From the first note of opener "Revival", Sean Morris' vocals are clear, bold and rise brilliantly above the sizzling chords that melt across each chorus. Songs like "Chasing My Tail" exhibit a confident, expressive voice unmatched by most front men, although Morris' band mates carry back-up duties with equal assurance. In fact, Tributaries' stellar harmonies are yet another high water mark for an album with many noteworthy attributes.
Musically these ten tracks feel raw and real, a quality that allows us to mention it along with the records that redefined punk rock fifteen years before. On offerings such as "Charlotte Thompson", the two guitarists crisply match chord for blazing chord before swerving suddenly away, while the fidgety energy of "Left at Forkright" pulses with a bouncing bass line and cymbal-driven beat. Meanwhile "Ironbound" couldn't sound more current, with a menacing verse climbing to a desperately urgent chorus or in the duality present in its politically tinted lyrics.

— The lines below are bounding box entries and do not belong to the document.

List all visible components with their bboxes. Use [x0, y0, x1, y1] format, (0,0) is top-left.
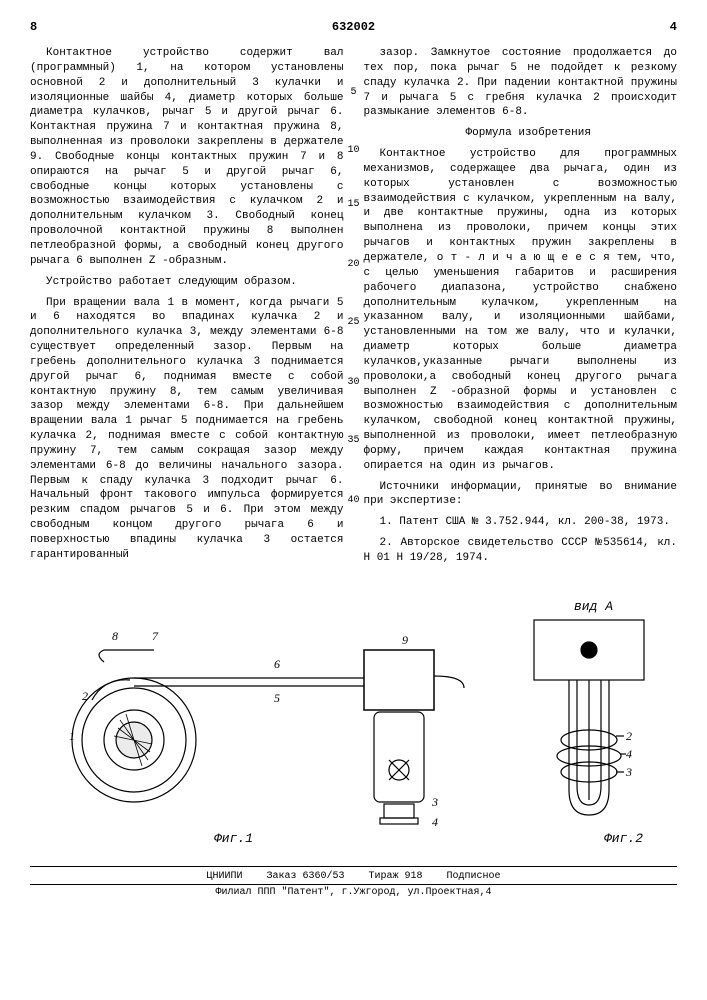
para: При вращении вала 1 в момент, когда рыча… — [30, 296, 344, 563]
fig1-holder — [284, 650, 464, 710]
fig1-cam-wheel — [72, 650, 364, 802]
figures: 1 2 7 8 6 5 9 4 3 Фиг.1 вид A — [30, 580, 677, 860]
svg-text:1: 1 — [69, 729, 75, 743]
para: Источники информации, принятые во вниман… — [364, 480, 678, 510]
lineno: 25 — [344, 318, 364, 328]
svg-text:вид A: вид A — [574, 599, 613, 614]
page-num-left: 8 — [30, 20, 37, 34]
svg-text:9: 9 — [402, 633, 408, 647]
svg-text:Фиг.2: Фиг.2 — [604, 831, 643, 846]
para: Устройство работает следующим образом. — [30, 275, 344, 290]
footer-line2: Филиал ППП "Патент", г.Ужгород, ул.Проек… — [30, 884, 677, 898]
footer-order: Заказ 6360/53 — [266, 871, 344, 882]
footer-org: ЦНИИПИ — [206, 871, 242, 882]
fig1-side-assy — [374, 712, 424, 824]
svg-text:2: 2 — [82, 689, 88, 703]
figures-svg: 1 2 7 8 6 5 9 4 3 Фиг.1 вид A — [34, 580, 674, 860]
svg-text:8: 8 — [112, 629, 118, 643]
para: 2. Авторское свидетельство СССР №535614,… — [364, 536, 678, 566]
para: зазор. Замкнутое состояние продолжается … — [364, 46, 678, 120]
lineno: 35 — [344, 436, 364, 446]
fig1-label: Фиг.1 — [214, 831, 253, 846]
footer-sub: Подписное — [447, 871, 501, 882]
lineno: 20 — [344, 260, 364, 270]
body-columns: Контактное устройство содержит вал (прог… — [30, 46, 677, 572]
lineno: 40 — [344, 496, 364, 506]
header-row: 8 632002 4 — [30, 20, 677, 34]
lineno: 30 — [344, 378, 364, 388]
formula-title: Формула изобретения — [364, 126, 678, 141]
svg-text:4: 4 — [626, 747, 632, 761]
doc-number: 632002 — [332, 20, 375, 34]
right-column: зазор. Замкнутое состояние продолжается … — [364, 46, 678, 572]
para: 1. Патент США № 3.752.944, кл. 200-38, 1… — [364, 515, 678, 530]
svg-text:4: 4 — [432, 815, 438, 829]
footer: ЦНИИПИ Заказ 6360/53 Тираж 918 Подписное… — [30, 866, 677, 898]
footer-line1: ЦНИИПИ Заказ 6360/53 Тираж 918 Подписное — [30, 871, 677, 882]
lineno: 5 — [344, 88, 364, 98]
svg-text:2: 2 — [626, 729, 632, 743]
left-column: Контактное устройство содержит вал (прог… — [30, 46, 344, 572]
para: Контактное устройство содержит вал (прог… — [30, 46, 344, 269]
svg-text:7: 7 — [152, 629, 159, 643]
svg-text:6: 6 — [274, 657, 280, 671]
page-num-right: 4 — [670, 20, 677, 34]
footer-tirazh: Тираж 918 — [369, 871, 423, 882]
svg-text:3: 3 — [625, 765, 632, 779]
svg-text:5: 5 — [274, 691, 280, 705]
lineno: 15 — [344, 200, 364, 210]
page: 8 632002 4 5 10 15 20 25 30 35 40 Контак… — [0, 0, 707, 1000]
fig2: вид A 2 3 4 — [534, 599, 644, 846]
lineno: 10 — [344, 146, 364, 156]
para: Контактное устройство для программных ме… — [364, 147, 678, 474]
svg-text:3: 3 — [431, 795, 438, 809]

Though it seems Tributaries could have been released alongside Dookie or Goddamnit, it is neither a desperate nor innocent attempt to duplicate a sound. The album's second-to-last track, "Last Act", serves as a rousing reminder of The Reveling's influences while showing a band that can forge its own brand of unmistakably modern, hard-hitting, blue-collar rock 'n' roll. Upbeat, catchy and crammed with "whoa oh ohs", the song captures how kinetic The Reveling's music is, how complex a simple song can be, and why Tributaries - like punk rock in general - remains relevant and will endure for years to come.